Que la samba de Voz Poderosa no resultase vencedora no se debió a la falta de apoyo porque, además de la ayuda de la favela, el compositor contó con otras adhesiones, que no faltaron a ninguna de las eliminatorias y votaron por los versos de Portela.

—En fin, me han ganado, pero valió la pena el esfuerzo —dijo Voz Poderosa al maleante cuando se conoció el resultado final.

—¿Vas a salir a vender? —Sí.

—Hazme el favor de llevar esa carga a Tê, que esos vagos están todos durmiendo. Y si ves a Pardalzinho, dile que se pase por aquí —concluyó Miúdo.

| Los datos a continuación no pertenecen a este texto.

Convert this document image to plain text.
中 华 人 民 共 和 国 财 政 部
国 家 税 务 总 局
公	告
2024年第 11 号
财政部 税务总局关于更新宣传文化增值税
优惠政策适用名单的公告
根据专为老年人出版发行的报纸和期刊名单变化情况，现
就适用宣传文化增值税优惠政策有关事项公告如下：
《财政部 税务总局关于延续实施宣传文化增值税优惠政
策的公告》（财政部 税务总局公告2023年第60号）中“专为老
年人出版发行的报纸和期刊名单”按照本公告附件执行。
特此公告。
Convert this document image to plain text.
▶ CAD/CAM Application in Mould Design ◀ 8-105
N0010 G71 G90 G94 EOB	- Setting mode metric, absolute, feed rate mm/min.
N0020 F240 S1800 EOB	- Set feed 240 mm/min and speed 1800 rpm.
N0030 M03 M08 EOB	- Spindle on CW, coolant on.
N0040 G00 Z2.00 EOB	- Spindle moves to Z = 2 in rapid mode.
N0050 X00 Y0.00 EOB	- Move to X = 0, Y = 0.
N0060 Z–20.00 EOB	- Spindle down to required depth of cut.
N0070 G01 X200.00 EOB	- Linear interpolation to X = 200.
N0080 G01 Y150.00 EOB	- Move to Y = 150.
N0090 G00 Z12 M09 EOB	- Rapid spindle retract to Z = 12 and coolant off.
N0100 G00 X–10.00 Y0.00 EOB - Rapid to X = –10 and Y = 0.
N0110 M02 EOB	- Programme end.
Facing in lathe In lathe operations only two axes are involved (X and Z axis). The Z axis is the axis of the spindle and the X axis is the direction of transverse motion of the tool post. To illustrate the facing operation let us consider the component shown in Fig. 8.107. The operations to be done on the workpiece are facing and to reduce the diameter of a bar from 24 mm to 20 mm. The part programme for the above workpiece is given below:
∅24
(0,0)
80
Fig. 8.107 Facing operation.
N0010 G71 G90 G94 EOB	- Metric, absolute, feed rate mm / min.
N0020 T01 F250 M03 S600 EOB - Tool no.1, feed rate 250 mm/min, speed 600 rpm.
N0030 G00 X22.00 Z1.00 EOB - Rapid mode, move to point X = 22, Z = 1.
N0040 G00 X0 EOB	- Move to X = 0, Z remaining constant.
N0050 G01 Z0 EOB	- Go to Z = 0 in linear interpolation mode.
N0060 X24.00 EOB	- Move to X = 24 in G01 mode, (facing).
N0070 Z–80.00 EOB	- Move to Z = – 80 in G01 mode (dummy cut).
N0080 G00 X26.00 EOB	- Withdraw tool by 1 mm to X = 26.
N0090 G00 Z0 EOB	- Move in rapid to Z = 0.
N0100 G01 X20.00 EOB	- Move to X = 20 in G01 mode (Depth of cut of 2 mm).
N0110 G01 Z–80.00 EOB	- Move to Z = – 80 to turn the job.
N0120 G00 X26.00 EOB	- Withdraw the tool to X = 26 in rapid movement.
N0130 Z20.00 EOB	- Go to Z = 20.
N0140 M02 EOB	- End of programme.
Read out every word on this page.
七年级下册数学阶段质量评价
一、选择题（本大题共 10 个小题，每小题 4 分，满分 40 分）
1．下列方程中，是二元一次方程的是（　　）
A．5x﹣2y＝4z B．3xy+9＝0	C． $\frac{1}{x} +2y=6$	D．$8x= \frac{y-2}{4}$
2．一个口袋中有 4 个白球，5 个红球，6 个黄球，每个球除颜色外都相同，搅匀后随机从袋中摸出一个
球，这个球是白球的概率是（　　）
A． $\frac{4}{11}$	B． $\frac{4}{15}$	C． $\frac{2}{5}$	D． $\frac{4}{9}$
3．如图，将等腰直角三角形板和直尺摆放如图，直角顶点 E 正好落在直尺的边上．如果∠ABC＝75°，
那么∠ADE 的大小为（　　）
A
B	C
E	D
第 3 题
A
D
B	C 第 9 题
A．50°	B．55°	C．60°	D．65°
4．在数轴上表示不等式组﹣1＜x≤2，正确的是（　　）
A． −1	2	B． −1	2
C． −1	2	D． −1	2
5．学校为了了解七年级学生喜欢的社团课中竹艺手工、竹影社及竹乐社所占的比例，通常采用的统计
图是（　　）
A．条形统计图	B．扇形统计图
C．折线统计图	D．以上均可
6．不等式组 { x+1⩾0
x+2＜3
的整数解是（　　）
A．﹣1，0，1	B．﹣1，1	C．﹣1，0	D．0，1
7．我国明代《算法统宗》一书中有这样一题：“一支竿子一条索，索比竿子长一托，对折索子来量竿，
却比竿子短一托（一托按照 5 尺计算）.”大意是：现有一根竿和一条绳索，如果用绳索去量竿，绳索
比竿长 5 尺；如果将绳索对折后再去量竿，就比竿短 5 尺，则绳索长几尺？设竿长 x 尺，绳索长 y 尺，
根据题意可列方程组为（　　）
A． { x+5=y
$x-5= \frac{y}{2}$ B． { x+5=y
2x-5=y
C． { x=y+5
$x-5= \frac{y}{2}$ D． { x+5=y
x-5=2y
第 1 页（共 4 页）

Lourival, a regañadientes, cogió la bolsa de supermercado llena de saquitos de marihuana, la colgó del manillar de la bicicleta y comenzó a pedalear. Miúdo se quedó mirando al chico mientras se alejaba y, a gritos, le dijo que se quedase con cinco saquitos. Lourival hizo una seña de asentimiento con la mano y siguió por las calles principales con la leve certeza de que la policía no lo pararía, pues sabía que ese peligro sólo existía en las inmediaciones del puesto de venta. Rezaba para que todo saliese bien; así ganaría puntos ante Miúdo y Pardalzinho.

Pedaleaba despacio, fingiéndose tranquilo, por la Edgar Werneck. Entró en una de las calles principales sin ningún problema. Pero, al coger la Rua do Meio, casi se muere del susto al encontrarse con los policías Lincoln y Monstruinho. Su mente ideó un plan a marchas forzadas. Estaba demasiado arriba para dar media vuelta; la solución era seguir como si nada ocurriese, e incluso pasar lo más cerca posible de ellos para demostrar indiferencia. Pedaleó con más fuerza cuando tuvo la certeza de que los policías estaban ya distantes, dobló la primera callejuela después del Bonfim, cruzó la plaza de la cuadra Quince completamente aliviado, aminoró la marcha al entrar en otro callejón y llegó a Laminha.

—¿Qué hay, Tê?

La vieja se acercó a atisbar por un agujero secreto y se volvió hacia Pardalzinho, que en esos momentos se encontraba contando dinero en una de las habitaciones.

—Es uno de esos pijitos que andan contigo —le dijo.

—Dile que pase, dile que pase.

Lourival les contó con orgullo que había conseguido pasar inadvertido delante de los policías. Pardalzinho le dio una palmadita en la espalda y le dijo que siempre lo había considerado muy listo.